Sampling as adding random variables, especially binomial RVs

34 Views Asked by At

Is sampling equivalent to adding random variables? I'm a bit confused because as we can see that the binomial distribution becomes more and more shaped like a normal distribution as $n$ increases. We're generally told it follows from the CLT, but why exactly is that? We're not talking about multiple samples, so we can't create a sampling distribution. Also generally when taking a sample with a large number of observations, it seems that we converge to a normal distribution anyways. So then, would this mean sampling is equivalent to summing up RVs from a sample?

1

There are 1 best solutions below

8
On BEST ANSWER

The central limit theorem says that the sum or mean of n iid random variables (with the same mean and variance), for n>25 ish, is normally distributed. So since a binomial random variable is the sum of bernoulli random variables with the same parameter, then the binomial random variable will follow an approximately normal distribution. You talk about "multiple samples." In this case, one observation of the binomial random variable is considered "one sample." Their distribution is normal. (See the histogram below for an approximation to the normal curve.) One observation of the binomial random variable would fall into one of the bins in the histogram and can be considered a single sample.

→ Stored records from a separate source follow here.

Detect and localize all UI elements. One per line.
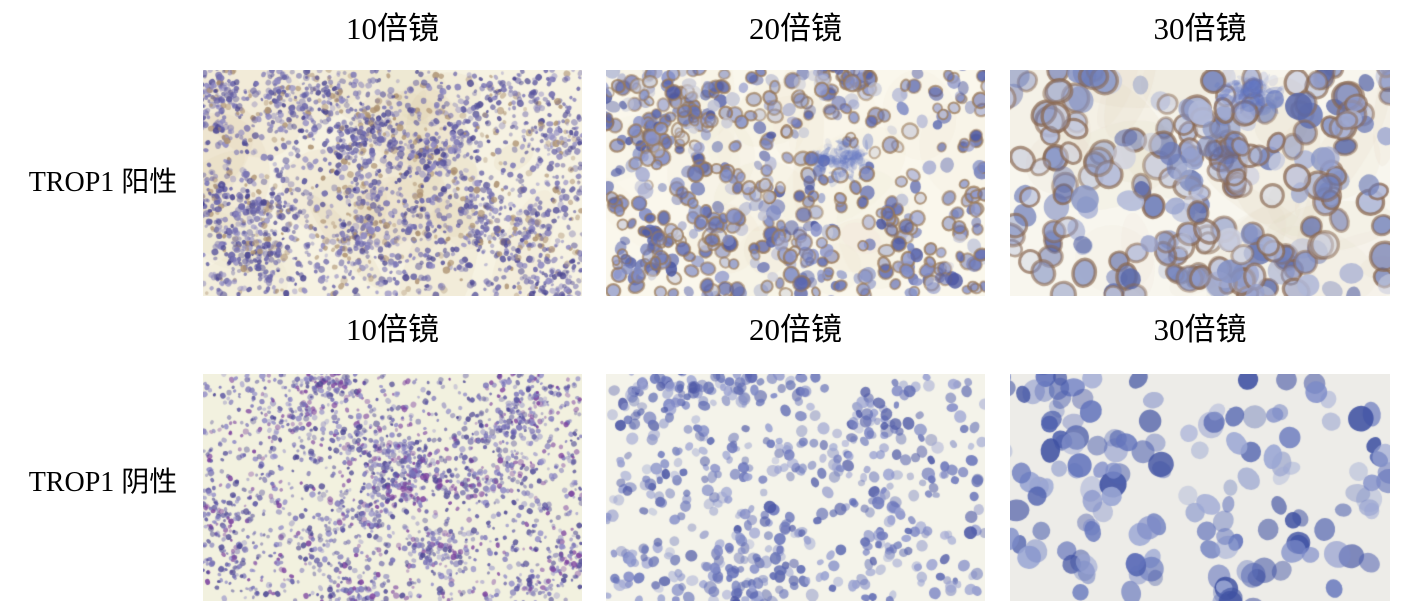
col-header-negative-10x: 10倍镜 — [346, 312, 439, 347]
col-header-positive-20x: 20倍镜 — [749, 11, 842, 46]
row-label-trop1-positive: TROP1 阳性 — [28, 167, 178, 198]
micrograph-trop1-positive-20x — [606, 70, 985, 296]
col-header-negative-30x: 30倍镜 — [1153, 312, 1247, 347]
micrograph-trop1-negative-30x — [1010, 374, 1390, 601]
col-header-negative-20x: 20倍镜 — [749, 312, 842, 347]
col-header-positive-10x: 10倍镜 — [346, 11, 439, 46]
micrograph-trop1-negative-20x — [606, 374, 985, 601]
micrograph-trop1-positive-10x — [203, 70, 582, 296]
micrograph-trop1-negative-10x — [203, 374, 582, 601]
micrograph-trop1-positive-30x — [1010, 70, 1390, 296]
col-header-positive-30x: 30倍镜 — [1153, 11, 1247, 46]
row-label-trop1-negative: TROP1 阴性 — [28, 467, 178, 498]
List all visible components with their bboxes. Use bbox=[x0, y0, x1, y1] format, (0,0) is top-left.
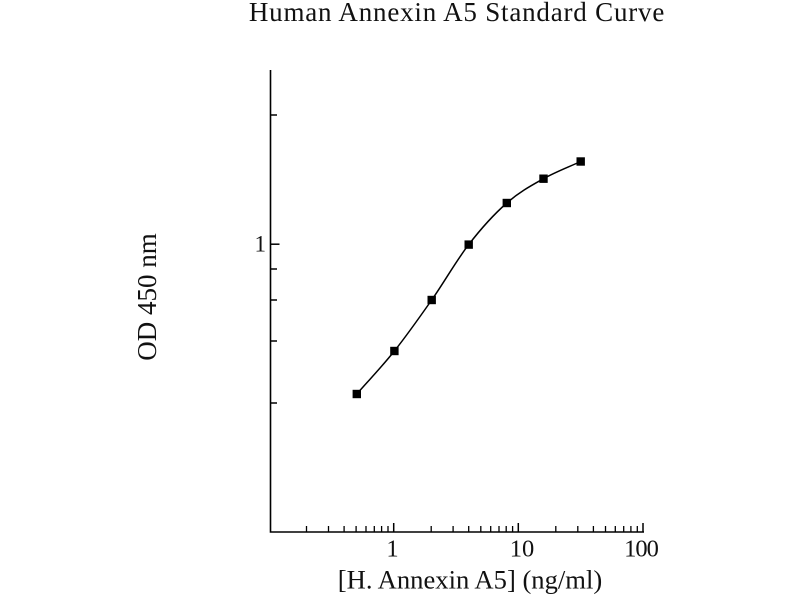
svg-text:1: 1 bbox=[255, 232, 267, 257]
svg-text:10: 10 bbox=[510, 536, 535, 563]
svg-text:[H. Annexin A5] (ng/ml): [H. Annexin A5] (ng/ml) bbox=[338, 565, 602, 595]
svg-text:Human Annexin A5 Standard Curv: Human Annexin A5 Standard Curve bbox=[249, 0, 665, 27]
svg-text:OD 450 nm: OD 450 nm bbox=[132, 233, 162, 361]
svg-text:1: 1 bbox=[386, 536, 398, 563]
svg-text:100: 100 bbox=[624, 536, 659, 563]
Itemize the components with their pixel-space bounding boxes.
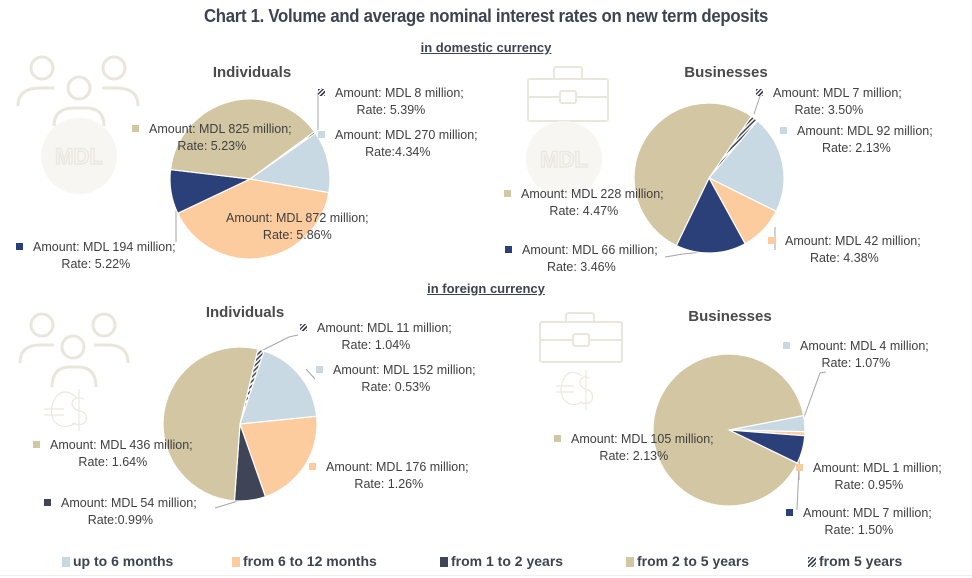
leader-line [260,334,299,352]
pie-slice-from-6-to-12-months [176,178,330,260]
data-label-di-5y: Amount: MDL 8 million; Rate: 5.39% [318,85,464,119]
hatch-swatch-icon [318,89,325,96]
swatch-icon [780,127,787,134]
data-label-db-5y: Amount: MDL 7 million; Rate: 3.50% [756,85,902,119]
svg-text:MDL: MDL [540,147,588,172]
people-mdl-icon: MDL [16,55,140,194]
hatch-swatch-icon [300,324,307,331]
swatch-icon [309,463,316,470]
data-label-db-5y-range: Amount: MDL 228 million; Rate: 4.47% [504,186,664,220]
leader-line [802,371,827,421]
data-label-fb-2y: Amount: MDL 7 million; Rate: 1.50% [786,505,932,539]
data-label-db-6m: Amount: MDL 92 million; Rate: 2.13% [780,123,933,157]
leader-line [305,368,316,380]
swatch-icon [318,131,325,138]
pie-foreign-individuals [162,346,318,502]
pie-slice-up-to-6-months [248,132,331,194]
swatch-icon [16,243,23,250]
legend-hatch-swatch-icon [808,557,816,567]
data-label-db-12m: Amount: MDL 42 million; Rate: 4.38% [768,233,921,267]
swatch-icon [796,464,803,471]
swatch-icon [783,342,790,349]
bottom-divider [0,575,972,576]
legend-item-up-to-6-months: up to 6 months [62,553,173,569]
swatch-icon [505,246,512,253]
data-label-di-6m: Amount: MDL 270 million; Rate:4.34% [318,127,478,161]
legend: up to 6 months from 6 to 12 months from … [0,553,972,575]
chart-title: Chart 1. Volume and average nominal inte… [203,6,769,26]
pie-title-domestic-businesses: Businesses [684,64,768,81]
swatch-icon [554,435,561,442]
data-label-fi-2y: Amount: MDL 54 million; Rate:0.99% [44,495,197,529]
briefcase-currency-icon [539,312,623,410]
swatch-icon [768,237,775,244]
section-foreign-title: in foreign currency [427,281,545,296]
data-label-db-2y: Amount: MDL 66 million; Rate: 3.46% [505,242,658,276]
data-label-fi-12m: Amount: MDL 176 million; Rate: 1.26% [309,459,469,493]
section-domestic-title: in domestic currency [420,40,552,55]
swatch-icon [33,441,40,448]
pie-title-domestic-individuals: Individuals [212,64,292,81]
legend-item-6-to-12-months: from 6 to 12 months [232,553,377,569]
legend-swatch-icon [62,557,70,567]
data-label-fi-5y-range: Amount: MDL 436 million; Rate: 1.64% [33,437,193,471]
leader-line [214,500,239,509]
pie-title-foreign-businesses: Businesses [688,308,772,325]
swatch-icon [132,125,139,132]
legend-swatch-icon [440,557,448,567]
data-label-fb-5y-range: Amount: MDL 105 million; Rate: 2.13% [554,431,714,465]
pie-foreign-businesses [652,353,806,507]
data-label-fb-6m: Amount: MDL 4 million; Rate: 1.07% [783,338,929,372]
data-label-di-2y: Amount: MDL 194 million; Rate: 5.22% [16,239,176,273]
legend-item-2-to-5-years: from 2 to 5 years [626,553,749,569]
swatch-icon [786,509,793,516]
pie-slice-from-1-to-2-years [675,176,746,254]
people-currency-icon [18,312,130,431]
pie-slice-from-6-to-12-months [239,415,318,498]
data-label-fi-5y: Amount: MDL 11 million; Rate: 1.04% [300,320,452,354]
data-label-fi-6m: Amount: MDL 152 million; Rate: 0.53% [316,362,476,396]
pie-title-foreign-individuals: Individuals [205,304,285,321]
pie-slice-up-to-6-months [708,119,785,213]
pie-slice-from-2-to-5-years [633,102,753,247]
legend-swatch-icon [232,557,240,567]
pie-slice-from-2-to-5-years [169,98,316,180]
pie-domestic-businesses [633,102,785,254]
data-label-di-12m: Amount: MDL 872 million; Rate: 5.86% [226,211,369,242]
svg-text:MDL: MDL [55,144,103,169]
data-label-fb-12m: Amount: MDL 1 million; Rate: 0.95% [796,460,942,494]
hatch-swatch-icon [756,89,763,96]
leader-line [753,95,761,115]
legend-swatch-icon [626,557,634,567]
pie-slice-from-2-to-5-years [162,346,259,502]
swatch-icon [316,366,323,373]
briefcase-mdl-icon: MDL [526,66,609,194]
legend-item-1-to-2-years: from 1 to 2 years [440,553,563,569]
pie-slice-up-to-6-months [239,350,318,425]
data-label-di-5y-range: Amount: MDL 825 million; Rate: 5.23% [132,121,292,155]
swatch-icon [44,499,51,506]
legend-item-from-5-years: from 5 years [808,553,902,569]
swatch-icon [504,190,511,197]
pie-domestic-individuals [169,98,331,260]
pie-slice-from-2-to-5-years [652,353,805,507]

Notice that the CLT does not care what the distribution of the random variables in the sample is, just their mean and variance. In this case, the sampling distribution of the mean of 100 bernoulli random variables (also known as binomial, divided by the number of trials) and the sample distribution of the mean of 100 uniform random variables give sampling distributions that are very similar. The key is that the random variables have to have the same mean and variance.

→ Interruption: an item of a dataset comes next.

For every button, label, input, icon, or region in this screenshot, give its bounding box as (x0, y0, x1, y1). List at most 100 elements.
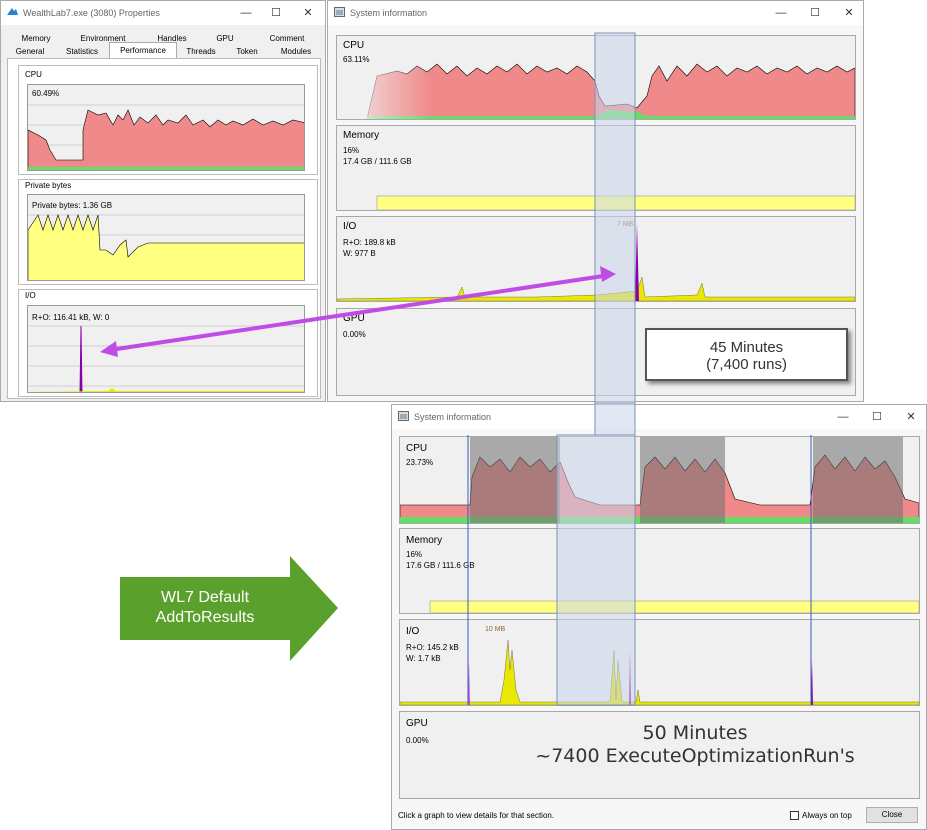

enter image description here

In terms of sampling from a population, we have to assume that the samples are iid when they are really not for the CLT to make any sense. Obviously we are sampling without replacement, so if we were to take a sample of size $n$ from a population of size $n$, then there would be no variance whatsoever and the distribution of the sample mean/sample sum would not be normal, in fact, it would just be a point mass. So when we talk about sampling from a population, the implicit assumption is that the population is large enough so that we can pretend that we are taking iid samples with replacement with mean $\mu$ and variance $\sigma^2$.